Di Redazione.
Da un lato dell'aula, Alessandro Impagnatiello (NELLA FOTO IN ALTO): barba scura, giubbotto blu e fazzoletto bianco per asciugarsi le lacrime. Dall'altro, a soli pochi metri di distanza, la famiglia di Giulia Tramontano, che si è divisa soltanto quando il barman è stato fatto uscire dalla gabbia per rendere dichiarazioni spontanee. La sorella Chiara e il papà Franco hanno abbandonato l'udienza: per loro sarebbe stato troppo pesante ascoltare le parole dell'uomo, come ha fatto sapere il loro legale Giovanni Cacciapuoti. Il processo a carico del trentenne, accusato dell'omicidio aggravato della fidanzata Giulia Tramontano, ammazzata con trentasette coltellate mentre era incinta al settimo mese, si è aperto oggi davanti alla Corte di Assise di Milano presieduta dal giudice Antonella Bertoja. Dopo l'ammissione delle parti civili (soltanto i genitori e i fratelli) e dei testimoni, l'imputato ha deciso di parlare. "Ci sono tante persone a cui devo delle scuse, ma principalmente a Giulia. Non sarà mai abbastanza", ha esordito Impagnatiello, balbettando, consapevole di non poter "chiedere perdono".. La mamma della vittima, Loredana, ed il fratello Mario, sono rimasti ad ascoltare per tutto il tempo delle sue brevi dichiarazioni.
"Sono stato preso da qualcosa che risulterà sempre inspiegabile e da una disumanità. Questo mi lascia sconvolto, perso. Quel giorno con loro anch'io me ne sono andato, perché anche se sono qui a parlare non vuol dire che sia vivo. Sono completamente a nudo. L'unica cosa che faccio alla sera è sperare dei non risvegliarmi più al mattino". I familiari, che non hanno voluto parlare ai numerosi giornalisti presenti all'udienza, si sono espressi poco dopo su Instagram con una storia pubblicata dalla sorella: "puoi chiedere scusa se per errore hai urtato lo specchietto della mia auto, non puoi chiedere scusa se hai avvelenato e ucciso mia sorella e mio nipote, prendendoci in giro e deridendone la sua figura. Non hai diritto a pronunciare, invocare o pensare a Giulia e Thiago.

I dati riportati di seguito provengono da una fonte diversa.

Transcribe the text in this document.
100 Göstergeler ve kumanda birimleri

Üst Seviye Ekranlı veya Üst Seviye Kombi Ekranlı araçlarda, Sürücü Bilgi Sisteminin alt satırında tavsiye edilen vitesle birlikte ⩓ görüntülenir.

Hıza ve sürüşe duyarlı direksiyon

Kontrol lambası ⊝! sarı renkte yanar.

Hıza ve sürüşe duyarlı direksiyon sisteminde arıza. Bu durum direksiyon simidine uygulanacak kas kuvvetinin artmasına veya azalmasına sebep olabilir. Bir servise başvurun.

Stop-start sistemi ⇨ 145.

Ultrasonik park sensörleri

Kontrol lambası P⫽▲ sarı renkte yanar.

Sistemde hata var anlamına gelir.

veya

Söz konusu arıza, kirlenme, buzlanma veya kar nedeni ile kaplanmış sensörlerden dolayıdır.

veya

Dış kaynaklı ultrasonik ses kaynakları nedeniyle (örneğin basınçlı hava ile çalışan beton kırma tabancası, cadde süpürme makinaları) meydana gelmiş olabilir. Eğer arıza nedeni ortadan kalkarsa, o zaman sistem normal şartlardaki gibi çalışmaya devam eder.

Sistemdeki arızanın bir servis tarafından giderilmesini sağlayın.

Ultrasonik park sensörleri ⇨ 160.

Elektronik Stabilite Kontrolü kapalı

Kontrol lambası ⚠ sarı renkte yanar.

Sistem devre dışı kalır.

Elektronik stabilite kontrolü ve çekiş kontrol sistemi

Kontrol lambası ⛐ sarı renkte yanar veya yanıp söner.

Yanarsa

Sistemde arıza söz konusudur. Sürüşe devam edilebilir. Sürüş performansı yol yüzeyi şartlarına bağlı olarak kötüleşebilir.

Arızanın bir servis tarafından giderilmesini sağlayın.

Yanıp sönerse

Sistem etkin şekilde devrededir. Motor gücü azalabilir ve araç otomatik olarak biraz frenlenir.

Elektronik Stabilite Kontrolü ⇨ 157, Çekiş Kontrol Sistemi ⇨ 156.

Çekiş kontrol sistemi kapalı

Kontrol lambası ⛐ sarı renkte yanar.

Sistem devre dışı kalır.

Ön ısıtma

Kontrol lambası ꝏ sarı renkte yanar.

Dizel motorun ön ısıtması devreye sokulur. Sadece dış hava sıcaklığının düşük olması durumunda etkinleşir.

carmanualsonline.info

Dopo averli uccisi barbaramente meriti di svegliarti ogni giorno in galera, ripensando a ciò che hai fatto e provando ribrezzo per te stesso". Nel corso dell'udienza, il Pubblico Ministero milanese Alessia Menegazzo, che ha coordinato le indagini insieme all'aggiunta Letizia Mannella, ha ribadito che "ormai da mesi, l'imputato somministrava veleno alla vittima". È uno degli aspetti su cui punta anche il legale di parte civile, che fuori dall'aula ha sottolineato a sua volta che il delitto non sia stato un gesto estemporaneo. Per il difensore Giulia Gerardini, che probabilmente punterà sulla richiesta di una perizia psichiatrica, le scuse di Impagnatiello invece erano assolutamente sincere, perché "si trova in una situazione di grandissimo dolore".

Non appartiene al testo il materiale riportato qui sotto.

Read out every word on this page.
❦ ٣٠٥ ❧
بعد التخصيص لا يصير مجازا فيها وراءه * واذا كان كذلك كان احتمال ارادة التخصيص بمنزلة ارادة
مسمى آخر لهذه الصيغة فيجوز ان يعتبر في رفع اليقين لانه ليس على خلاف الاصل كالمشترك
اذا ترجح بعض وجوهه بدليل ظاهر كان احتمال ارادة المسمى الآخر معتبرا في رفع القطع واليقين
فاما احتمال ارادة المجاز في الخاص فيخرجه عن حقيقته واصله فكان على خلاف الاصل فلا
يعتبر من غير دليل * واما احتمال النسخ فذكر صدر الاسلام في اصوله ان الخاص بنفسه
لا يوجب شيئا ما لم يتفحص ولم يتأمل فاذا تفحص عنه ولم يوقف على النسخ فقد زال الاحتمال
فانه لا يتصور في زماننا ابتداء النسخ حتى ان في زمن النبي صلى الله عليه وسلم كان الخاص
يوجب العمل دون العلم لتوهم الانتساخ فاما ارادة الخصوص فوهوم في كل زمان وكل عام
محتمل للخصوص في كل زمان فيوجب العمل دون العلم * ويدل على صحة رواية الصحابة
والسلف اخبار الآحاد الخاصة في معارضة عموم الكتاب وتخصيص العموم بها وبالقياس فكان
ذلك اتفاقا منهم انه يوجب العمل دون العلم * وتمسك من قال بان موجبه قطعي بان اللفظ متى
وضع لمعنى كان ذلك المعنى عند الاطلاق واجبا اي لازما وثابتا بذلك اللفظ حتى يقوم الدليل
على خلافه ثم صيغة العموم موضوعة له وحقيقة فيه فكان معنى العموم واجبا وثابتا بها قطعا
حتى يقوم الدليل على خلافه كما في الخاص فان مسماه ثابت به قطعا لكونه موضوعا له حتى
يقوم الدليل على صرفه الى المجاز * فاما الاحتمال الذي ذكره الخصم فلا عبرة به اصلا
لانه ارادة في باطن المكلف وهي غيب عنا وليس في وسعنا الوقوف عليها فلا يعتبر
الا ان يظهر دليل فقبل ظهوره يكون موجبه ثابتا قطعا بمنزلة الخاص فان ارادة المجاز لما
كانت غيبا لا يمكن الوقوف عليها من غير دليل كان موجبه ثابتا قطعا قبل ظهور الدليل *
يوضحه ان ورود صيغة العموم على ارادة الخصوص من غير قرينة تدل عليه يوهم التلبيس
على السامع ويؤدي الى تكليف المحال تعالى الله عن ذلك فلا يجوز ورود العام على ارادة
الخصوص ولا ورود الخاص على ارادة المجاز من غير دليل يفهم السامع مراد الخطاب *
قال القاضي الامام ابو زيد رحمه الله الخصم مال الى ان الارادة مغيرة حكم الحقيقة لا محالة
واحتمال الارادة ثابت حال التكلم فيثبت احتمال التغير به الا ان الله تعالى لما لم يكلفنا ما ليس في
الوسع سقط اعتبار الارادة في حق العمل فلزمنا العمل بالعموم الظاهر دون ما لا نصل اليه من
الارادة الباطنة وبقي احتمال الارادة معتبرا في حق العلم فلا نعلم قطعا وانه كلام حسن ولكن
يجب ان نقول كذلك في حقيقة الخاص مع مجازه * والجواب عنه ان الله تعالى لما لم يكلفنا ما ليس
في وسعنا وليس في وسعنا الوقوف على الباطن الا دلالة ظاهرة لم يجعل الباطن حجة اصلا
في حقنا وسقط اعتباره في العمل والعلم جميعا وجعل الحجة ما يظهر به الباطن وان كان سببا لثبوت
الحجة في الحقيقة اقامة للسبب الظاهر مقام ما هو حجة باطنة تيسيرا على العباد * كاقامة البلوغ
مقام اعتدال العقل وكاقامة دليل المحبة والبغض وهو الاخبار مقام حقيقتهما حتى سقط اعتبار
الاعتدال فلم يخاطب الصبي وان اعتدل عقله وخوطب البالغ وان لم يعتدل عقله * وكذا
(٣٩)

Tra gli elementi depositati dalla Procura, oltre ad un video del baby shower dello scorso marzo, c'è anche un messaggio audio inviato da Giulia a un'amica il pomeriggio del 27 maggio, dopo essersi incontrata con la ventitreenne italo-inglese con cui il fidanzato aveva una relazione parallela. "Ora basta, voglio rifarmi una vita da sola con il mio bambino", diceva. Agli atti del processo, vi è poi una telefonata, intercettata il primo giugno subito dopo l'arresto del barman, in cui suo fratello commentava con un amico la bugia detta da Impagnatiello ai carabinieri sull'assenza di un box nella sua abitazione. "Pensavo che mentisse perché là dentro aveva della droga", aveva spiegato il fratello. In realtà, all'interno, vi era nascosto il corpo di Giulia, del quale l'uomo aveva cercato di sbarazzarsi due volte tentando di bruciarlo e poi abbandonato in una intercapedine poco distante da casa. Impagnatiello è accusato di omicidio volontario aggravato da premeditazione, crudeltà, futili motivi e rapporto di convivenza, oltre che dei reati di interruzione di gravidanza non consensuale e occultamento di cadavere.